I am having trouble measuring the amplitude of a 97 MHz signal with an oscilloscope with a bandwidth of 100 MHz

Question

First, I designed a Colpitts oscillator with a frequency of around 94-97 MHz. I added a common emitter amplifier to the design to increase the output amplitude of the oscillator, then I connected the probe of the oscilloscope to the output and measured the amplitude of the signal with the oscilloscope.

When the probe is at 1x, the amplitude of the signal is 633 mV.

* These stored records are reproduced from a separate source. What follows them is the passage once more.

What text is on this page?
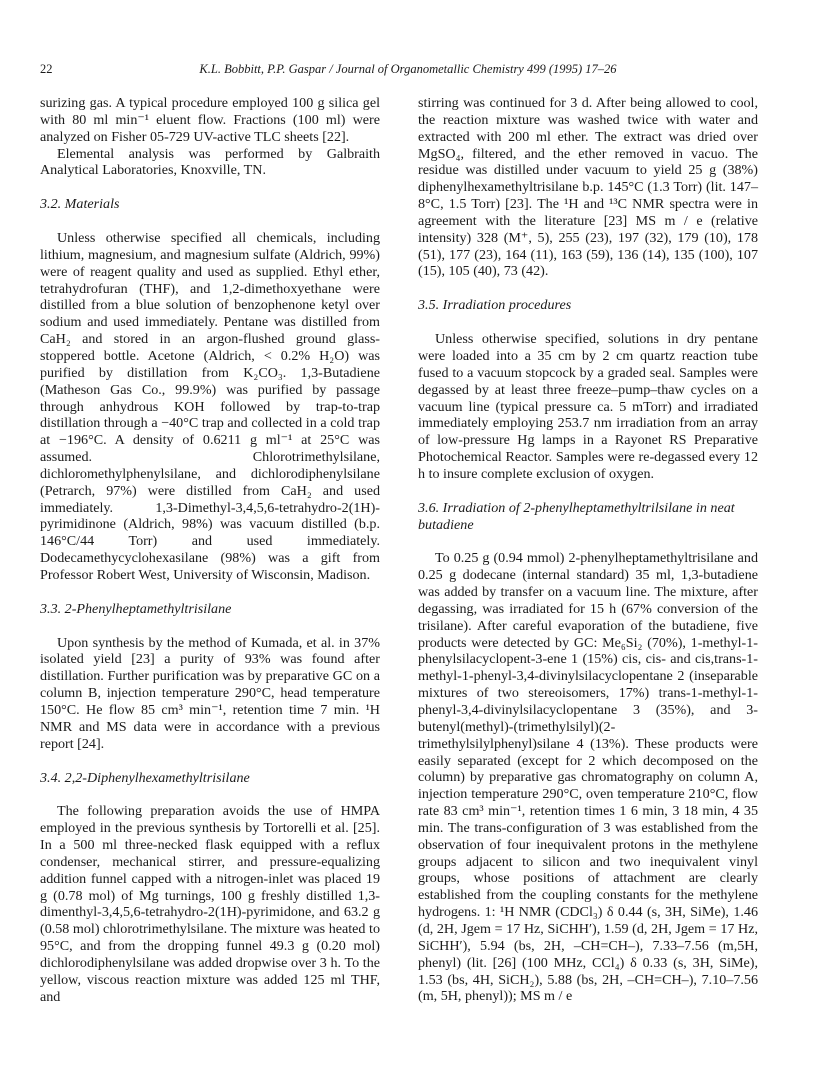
22	K.L. Bobbitt, P.P. Gaspar / Journal of Organometallic Chemistry 499 (1995) 17–26

surizing gas. A typical procedure employed 100 g silica gel with 80 ml min⁻¹ eluent flow. Fractions (100 ml) were analyzed on Fisher 05-729 UV-active TLC sheets [22].

Elemental analysis was performed by Galbraith Analytical Laboratories, Knoxville, TN.

3.2. Materials

Unless otherwise specified all chemicals, including lithium, magnesium, and magnesium sulfate (Aldrich, 99%) were of reagent quality and used as supplied. Ethyl ether, tetrahydrofuran (THF), and 1,2-dimethoxyethane were distilled from a blue solution of benzophenone ketyl over sodium and used immediately. Pentane was distilled from CaH₂ and stored in an argon-flushed ground glass-stoppered bottle. Acetone (Aldrich, < 0.2% H₂O) was purified by distillation from K₂CO₃. 1,3-Butadiene (Matheson Gas Co., 99.9%) was purified by passage through anhydrous KOH followed by trap-to-trap distillation through a −40°C trap and collected in a cold trap at −196°C. A density of 0.6211 g ml⁻¹ at 25°C was assumed. Chlorotrimethylsilane, dichloromethylphenylsilane, and dichlorodiphenylsilane (Petrarch, 97%) were distilled from CaH₂ and used immediately. 1,3-Dimethyl-3,4,5,6-tetrahydro-2(1H)-pyrimidinone (Aldrich, 98%) was vacuum distilled (b.p. 146°C/44 Torr) and used immediately. Dodecamethycyclohexasilane (98%) was a gift from Professor Robert West, University of Wisconsin, Madison.

3.3. 2-Phenylheptamethyltrisilane

Upon synthesis by the method of Kumada, et al. in 37% isolated yield [23] a purity of 93% was found after distillation. Further purification was by preparative GC on a column B, injection temperature 290°C, head temperature 150°C. He flow 85 cm³ min⁻¹, retention time 7 min. ¹H NMR and MS data were in accordance with a previous report [24].

3.4. 2,2-Diphenylhexamethyltrisilane

The following preparation avoids the use of HMPA employed in the previous synthesis by Tortorelli et al. [25]. In a 500 ml three-necked flask equipped with a reflux condenser, mechanical stirrer, and pressure-equalizing addition funnel capped with a nitrogen-inlet was placed 19 g (0.78 mol) of Mg turnings, 100 g freshly distilled 1,3-dimenthyl-3,4,5,6-tetrahydro-2(1H)-pyrimidone, and 63.2 g (0.58 mol) chlorotrimethylsilane. The mixture was heated to 95°C, and from the dropping funnel 49.3 g (0.20 mol) dichlorodiphenylsilane was added dropwise over 3 h. To the yellow, viscous reaction mixture was added 125 ml THF, and

stirring was continued for 3 d. After being allowed to cool, the reaction mixture was washed twice with water and extracted with 200 ml ether. The extract was dried over MgSO₄, filtered, and the ether removed in vacuo. The residue was distilled under vacuum to yield 25 g (38%) diphenylhexamethyltrisilane b.p. 145°C (1.3 Torr) (lit. 147–8°C, 1.5 Torr) [23]. The ¹H and ¹³C NMR spectra were in agreement with the literature [23] MS m / e (relative intensity) 328 (M⁺, 5), 255 (23), 197 (32), 179 (10), 178 (51), 177 (23), 164 (11), 163 (59), 136 (14), 135 (100), 107 (15), 105 (40), 73 (42).

3.5. Irradiation procedures

Unless otherwise specified, solutions in dry pentane were loaded into a 35 cm by 2 cm quartz reaction tube fused to a vacuum stopcock by a graded seal. Samples were degassed by at least three freeze–pump–thaw cycles on a vacuum line (typical pressure ca. 5 mTorr) and irradiated immediately employing 253.7 nm irradiation from an array of low-pressure Hg lamps in a Rayonet RS Preparative Photochemical Reactor. Samples were re-degassed every 12 h to insure complete exclusion of oxygen.

3.6. Irradiation of 2-phenylheptamethyltrilsilane in neat butadiene

To 0.25 g (0.94 mmol) 2-phenylheptamethyltrisilane and 0.25 g dodecane (internal standard) 35 ml, 1,3-butadiene was added by transfer on a vacuum line. The mixture, after degassing, was irradiated for 15 h (67% conversion of the trisilane). After careful evaporation of the butadiene, five products were detected by GC: Me₆Si₂ (70%), 1-methyl-1-phenylsilacyclopent-3-ene 1 (15%) cis, cis- and cis,trans-1-methyl-1-phenyl-3,4-divinylsilacyclopentane 2 (inseparable mixtures of two stereoisomers, 17%) trans-1-methyl-1-phenyl-3,4-divinylsilacyclopentane 3 (35%), and 3-butenyl(methyl)-(trimethylsilyl)(2-trimethylsilylphenyl)silane 4 (13%). These products were easily separated (except for 2 which decomposed on the column) by preparative gas chromatography on column A, injection temperature 290°C, oven temperature 210°C, flow rate 83 cm³ min⁻¹, retention times 1 6 min, 3 18 min, 4 35 min. The trans-configuration of 3 was established from the observation of four inequivalent protons in the methylene groups adjacent to silicon and two inequivalent vinyl groups, whose positions of attachment are clearly established from the coupling constants for the methylene hydrogens. 1: ¹H NMR (CDCl₃) δ 0.44 (s, 3H, SiMe), 1.46 (d, 2H, Jgem = 17 Hz, SiCHH′), 1.59 (d, 2H, Jgem = 17 Hz, SiCHH′), 5.94 (bs, 2H, –CH=CH–), 7.33–7.56 (m,5H, phenyl) (lit. [26] (100 MHz, CCl₄) δ 0.33 (s, 3H, SiMe), 1.53 (bs, 4H, SiCH₂), 5.88 (bs, 2H, –CH=CH–), 7.10–7.56 (m, 5H, phenyl)); MS m / e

Here is the screenshot of the signal while the probe is at 1x:

When the probe is at 10x, the amplitude of the signal is around 380 mV.

Here is the screenshot of the signal while the probe is at 10x:

I'm not sure if the signal is measured correctly since the bandwidth of the oscilloscope and probes is 100MHz.

What is the actual amplitude of the signal?

If the measurement is correct when the probe is 10x, the amplitude of the signal should be 380mVx10=3.8V.

I am attaching the circuit diagram.

I recorded the operation of the circuit on video.I am testing the modulation in the video via a radio. There are also FFT and oscilloscope measurements of the modulation in the video.Please warn me if I have done something wrong.link is here https://drive.google.com/file/d/1YryFCI-n6-iACd4vVtxXLwiRebVg5j8W/view?usp=sharing

Answer 1

These are a few observations with assumptions due to lack of design details.

• 3dB DSO @ 100 MHz = 70.7% of signal or 30% attenuation

• 1:1 Probes can never be use >20 MHz due to cable capacitance 100 pF /m and ground inductance <10 nH/cm

• A 10: 1 probe calibrated, is always your best bet for RF for signals >= 20 MHz BUT the ground clip must be very short (<1") or never used and only with spring coil differential sig/gnd. on tip/ring

• output impedance = Rc is unknown but assumed low enough

• Most likely your signal is 3.8V/0.7 ~ 5.3Vpp with a 10V supply @ 30mA implies Rc < = 330 ohms

Although my design is simple, by changing your design specs, for Vpp, Zo, Imax and THD, you can get a decent square or sine wave by changing R ratios and bias for symmetry.

This one is > 9V square wave. with the right transistor and probe methods.

Answer 2

As people stated in the comments, the oscilloscope plus probe (x10 setting) -3dB bandwidth is 100MHz. Thus, at 97 MHz, which is very close to 100MHz, the amplitude could be down by 0.71 times (-3dB point).

At x1 setting, the input capacitance of your probe is likely to be in the 100pF range when coupled to an oscilloscope. Depending on your amplifier circuit (you don't show a schematic), you could be severely loading the amplifier output and causing extra loading on the oscillator circuit due to Miller capacitance of your output amplifier. Plus, at x1 setting, the bandwidth of the probe is likely to be around 10MHz (couldn't find any data on your probe, so numbers are from a Tektronix P6129B probe manual).

At x10 setting, the probe capacitance is like to be in the 18pF range which will provide less loading on the output of your amplifier. The x10 setting on your probe is likely to be more accurate, but since you are so close to the bandwidth of the measurement system, the output voltage is likely to be higher than 3.8V.

To make things more complicated, a x10 probe's impedance has a complex nature. The following image is the input impedance of a Tektronix P6105A 100MHz, x10 probe. You can see that the impedance at 100MHz is Rp=400 ohms in parallel with XCp=200 ohms (8pF). Thus, the x10 probe may have significant loading on your amplifier at 100MHz (depends on your amplifier design).

Tektronix P6105A probe impedance taken from the manual.

Answer 3

You are falling into the same trap I did: Help with 144Mhz small signal amplifier not amplifying

Main issue is the scope probe loads down the circuit. To avoid this I used a resistor divider and put the 10x probe on that and used that to measure the circuit, both input and output. This gave me a relative value that could be compared, and it was more accurate since the probe wasn't loading down the circuit.